10/24 The Day I fell Back in love with Florence

Who would have thought a paper store would be my tipping point.

When I arrived on Sunday I was hot and tired and in no mood for the crowds. I couldn’t find my way anywhere and for some reason I thought I had find everything in that single day. It was a disaster. When I finally did stop to eat I ended up in setting outside but in a back ally with the soccer game on. Not the table “e’ fuori” I was looking for. My gelato cost $10 (it was big but who needs $10 worth of ice cream) and of course I dribbled it down my shirt. (Good thing the shirt was on day two and doesn’t have to be worn again.) I was wishing I had chosen the italian class in Lucca. Monday was better but I was again trying to find specific things that were hiding from me.

The back of the Piti Palace

The back of the Piti Palace

The view

The view

But yesterday everything changed. I wanted to go to the Piti Palace and Boboli Gardens and I knew exactly how to get to them (my school is one block up from the river and the Piti Palace is one block down on the other side) so I didn’t have any worries. I just wandered that way after class. Along the way I shopped a little. I still hadn’t bought anything. I know everyone is finding it hard to believe that I have been in florence three days and have yet to purchase anything but it was the truth. (Not any more but that is for another post.)
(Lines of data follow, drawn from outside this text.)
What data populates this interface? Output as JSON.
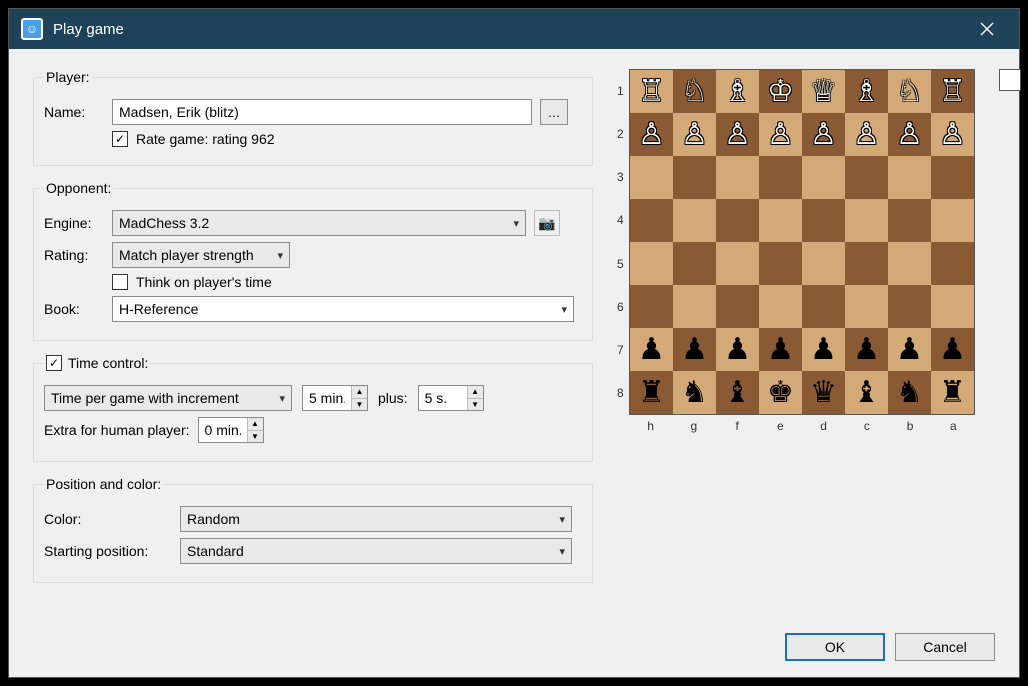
{
  "window": {
    "title": "Play game"
  },
  "player": {
    "legend": "Player:",
    "name_label": "Name:",
    "name_value": "Madsen, Erik (blitz)",
    "rate_label": "Rate game: rating 962"
  },
  "opponent": {
    "legend": "Opponent:",
    "engine_label": "Engine:",
    "engine_value": "MadChess 3.2",
    "rating_label": "Rating:",
    "rating_value": "Match player strength",
    "think_label": "Think on player's time",
    "book_label": "Book:",
    "book_value": "H-Reference"
  },
  "time": {
    "legend": "Time control:",
    "type_value": "Time per game with increment",
    "minutes_value": "5 min.",
    "plus_label": "plus:",
    "seconds_value": "5 s.",
    "extra_label": "Extra for human player:",
    "extra_value": "0 min."
  },
  "position": {
    "legend": "Position and color:",
    "color_label": "Color:",
    "color_value": "Random",
    "start_label": "Starting position:",
    "start_value": "Standard"
  },
  "buttons": {
    "ok": "OK",
    "cancel": "Cancel"
  },
  "board": {
    "ranks": [
      "1",
      "2",
      "3",
      "4",
      "5",
      "6",
      "7",
      "8"
    ],
    "files": [
      "h",
      "g",
      "f",
      "e",
      "d",
      "c",
      "b",
      "a"
    ],
    "rows": [
      [
        {
          "g": "♖",
          "c": "w"
        },
        {
          "g": "♘",
          "c": "w"
        },
        {
          "g": "♗",
          "c": "w"
        },
        {
          "g": "♔",
          "c": "w"
        },
        {
          "g": "♕",
          "c": "w"
        },
        {
          "g": "♗",
          "c": "w"
        },
        {
          "g": "♘",
          "c": "w"
        },
        {
          "g": "♖",
          "c": "w"
        }
      ],
      [
        {
          "g": "♙",
          "c": "w"
        },
        {
          "g": "♙",
          "c": "w"
        },
        {
          "g": "♙",
          "c": "w"
        },
        {
          "g": "♙",
          "c": "w"
        },
        {
          "g": "♙",
          "c": "w"
        },
        {
          "g": "♙",
          "c": "w"
        },
        {
          "g": "♙",
          "c": "w"
        },
        {
          "g": "♙",
          "c": "w"
        }
      ],
      [
        null,
        null,
        null,
        null,
        null,
        null,
        null,
        null
      ],
      [
        null,
        null,
        null,
        null,
        null,
        null,
        null,
        null
      ],
      [
        null,
        null,
        null,
        null,
        null,
        null,
        null,
        null
      ],
      [
        null,
        null,
        null,
        null,
        null,
        null,
        null,
        null
      ],
      [
        {
          "g": "♟",
          "c": "b"
        },
        {
          "g": "♟",
          "c": "b"
        },
        {
          "g": "♟",
          "c": "b"
        },
        {
          "g": "♟",
          "c": "b"
        },
        {
          "g": "♟",
          "c": "b"
        },
        {
          "g": "♟",
          "c": "b"
        },
        {
          "g": "♟",
          "c": "b"
        },
        {
          "g": "♟",
          "c": "b"
        }
      ],
      [
        {
          "g": "♜",
          "c": "b"
        },
        {
          "g": "♞",
          "c": "b"
        },
        {
          "g": "♝",
          "c": "b"
        },
        {
          "g": "♚",
          "c": "b"
        },
        {
          "g": "♛",
          "c": "b"
        },
        {
          "g": "♝",
          "c": "b"
        },
        {
          "g": "♞",
          "c": "b"
        },
        {
          "g": "♜",
          "c": "b"
        }
      ]
    ]
  }
}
It is not as crowded across the Arno so you can actually go in the shops. Most are so tiny two or three people are all that can squeeze in. I had been in a few before the paper store but that is where I was reminded of why I love Florence. They made their own paper in the store and they were working on a new color combination when I came in. If you have ever seen any paper that is just swirled with colors usually gift wrap or notecards that is Florentine style paper. I watched for a good twenty minutes. It all seemed very random but the colors came out in the same general flowy pattern every time. He talked about his family and how long they had been in the paper business while he worked. It was clear he loved what he was doing and was happy to tell me all about it. I am supposed to stop back in and see the finished product next week.

From the paper shop in a much better frame of mind I continued on the the Piti Palace. Think Versailles meets renaissance. It was ornate room after ornate room all adjoining with no hallways. The Medici were the originals owners but sometime in the 1600/1700 the Hapsburgs moved in. Most of the open rooms showed the Hapsburg time period but there were a few Medici rooms as well. To get to the state apartments you climbed 3 flights of stairs (four if you come from the bathroom in the basement) and have a great view of the duomo. To see the costume exhibit there were four more flights of stairs but somehow you were able to walk out to the gardens from the top floor. Saved you going back down all those steps but the real climb was just beginning. The Boboli Gardens basically are just the grounds that slope up behind the palace. It was a beautiful day and very peaceful and nice to walk around out of the crowds but there wasn’t much structure to them. From the top you had great views of the river, palace and town. Well worth the climb if only for a few minutes of not having to worry about getting run down by all the cars and bicycles.

After the palace I was once again running late for my cooking demonstration. (Wish I had missed it. This was the tuna night.) But even my dash through town seemed better. I was glad I had chosen Florence.